Lloyd A L
Program in Theoretical Biology, Institute for Advanced Study, Einstein Drive, Princeton, New Jersey 08540, USA.
Theor Popul Biol. 2001 Aug;60(1):59-71. doi: 10.1006/tpbi.2001.1525.
Most mathematical models used to study the epidemiology of childhood viral diseases, such as measles, describe the period of infectiousness by an exponential distribution. The effects of including more realistic descriptions of the infectious period within SIR (susceptible/infectious/recovered) models are studied. Less dispersed distributions are seen to have two important epidemiological consequences. First, less stable behaviour is seen within the model: incidence patterns become more complex. Second, disease persistence is diminished: in models with a finite population, the minimum population size needed to allow disease persistence increases.
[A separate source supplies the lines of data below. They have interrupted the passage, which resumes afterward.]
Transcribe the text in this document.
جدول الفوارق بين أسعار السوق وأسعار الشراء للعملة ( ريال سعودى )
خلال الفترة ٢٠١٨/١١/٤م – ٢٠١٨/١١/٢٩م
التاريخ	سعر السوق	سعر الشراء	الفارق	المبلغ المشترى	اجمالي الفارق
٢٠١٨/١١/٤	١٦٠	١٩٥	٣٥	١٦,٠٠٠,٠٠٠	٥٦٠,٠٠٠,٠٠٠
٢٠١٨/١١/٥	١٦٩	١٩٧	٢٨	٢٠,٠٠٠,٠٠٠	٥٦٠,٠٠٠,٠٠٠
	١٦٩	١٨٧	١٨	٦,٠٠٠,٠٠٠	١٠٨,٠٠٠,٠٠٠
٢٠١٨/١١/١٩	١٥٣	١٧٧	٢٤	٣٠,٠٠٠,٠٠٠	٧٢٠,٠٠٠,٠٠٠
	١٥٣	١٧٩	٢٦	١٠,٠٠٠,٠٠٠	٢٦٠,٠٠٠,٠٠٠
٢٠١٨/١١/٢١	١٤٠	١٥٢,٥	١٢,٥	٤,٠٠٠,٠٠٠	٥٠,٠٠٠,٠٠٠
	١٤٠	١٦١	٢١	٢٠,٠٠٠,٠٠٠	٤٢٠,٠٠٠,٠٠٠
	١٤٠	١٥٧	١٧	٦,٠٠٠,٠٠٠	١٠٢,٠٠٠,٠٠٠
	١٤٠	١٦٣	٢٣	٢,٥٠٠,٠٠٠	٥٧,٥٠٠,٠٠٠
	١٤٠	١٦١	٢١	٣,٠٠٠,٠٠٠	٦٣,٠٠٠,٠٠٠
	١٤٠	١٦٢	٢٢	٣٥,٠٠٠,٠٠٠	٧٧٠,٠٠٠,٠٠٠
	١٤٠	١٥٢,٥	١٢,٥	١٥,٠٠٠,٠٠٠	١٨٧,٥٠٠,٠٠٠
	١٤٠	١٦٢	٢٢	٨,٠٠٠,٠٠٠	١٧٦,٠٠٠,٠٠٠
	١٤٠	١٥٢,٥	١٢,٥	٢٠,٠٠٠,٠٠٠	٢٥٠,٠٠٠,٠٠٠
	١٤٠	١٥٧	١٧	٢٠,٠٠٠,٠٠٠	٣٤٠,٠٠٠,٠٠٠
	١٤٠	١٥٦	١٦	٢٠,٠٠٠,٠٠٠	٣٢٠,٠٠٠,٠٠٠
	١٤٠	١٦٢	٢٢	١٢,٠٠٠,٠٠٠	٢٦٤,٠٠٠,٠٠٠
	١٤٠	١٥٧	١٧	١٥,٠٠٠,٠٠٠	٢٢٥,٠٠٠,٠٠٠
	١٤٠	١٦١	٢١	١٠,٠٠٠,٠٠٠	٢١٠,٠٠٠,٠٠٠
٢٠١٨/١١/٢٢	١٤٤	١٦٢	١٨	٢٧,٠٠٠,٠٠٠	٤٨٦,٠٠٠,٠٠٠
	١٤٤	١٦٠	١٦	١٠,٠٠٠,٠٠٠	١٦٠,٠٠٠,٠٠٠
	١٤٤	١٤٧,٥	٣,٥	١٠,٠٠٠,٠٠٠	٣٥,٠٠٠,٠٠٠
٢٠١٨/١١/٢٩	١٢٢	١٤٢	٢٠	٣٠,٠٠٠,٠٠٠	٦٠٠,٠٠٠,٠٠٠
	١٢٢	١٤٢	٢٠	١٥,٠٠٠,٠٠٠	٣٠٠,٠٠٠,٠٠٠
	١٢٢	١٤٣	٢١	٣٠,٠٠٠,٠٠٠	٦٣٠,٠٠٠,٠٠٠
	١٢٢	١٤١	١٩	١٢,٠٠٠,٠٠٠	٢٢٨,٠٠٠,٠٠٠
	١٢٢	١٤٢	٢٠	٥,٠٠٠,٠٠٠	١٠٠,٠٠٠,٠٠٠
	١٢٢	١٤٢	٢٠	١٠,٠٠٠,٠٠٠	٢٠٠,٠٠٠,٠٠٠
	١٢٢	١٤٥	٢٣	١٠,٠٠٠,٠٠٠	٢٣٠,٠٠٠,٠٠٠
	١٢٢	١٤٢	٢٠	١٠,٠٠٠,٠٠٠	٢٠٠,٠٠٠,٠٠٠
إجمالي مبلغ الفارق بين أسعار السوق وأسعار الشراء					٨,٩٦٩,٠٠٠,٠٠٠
The assumption made concerning the infectious period distribution is of a kind routinely made in the formulation of mathematical models in population biology. Since it has a major effect on the central issues of population persistence and dynamics, the results of this study have broad implications for mathematical modellers of a wide range of biological systems.
大多数用于研究儿童病毒性疾病(如麻疹)流行病学的数学模型,通过指数分布来描述传染期。本文研究了在SIR(易感/感染/康复)模型中纳入更符合实际的传染期描述所产生的影响。研究发现,离散程度较低的分布会产生两个重要的流行病学后果。其一,模型内部的行为稳定性降低:发病率模式变得更加复杂。其二,疾病的持续性减弱:在有限人口规模的模型中,允许疾病持续存在所需的最小人口规模会增加。关于传染期分布的这一假设是种群生物学数学模型构建中经常做出的一种假设。由于它对种群持续性和动态变化的核心问题有重大影响,本研究结果对广泛生物系统的数学建模者具有广泛的启示意义。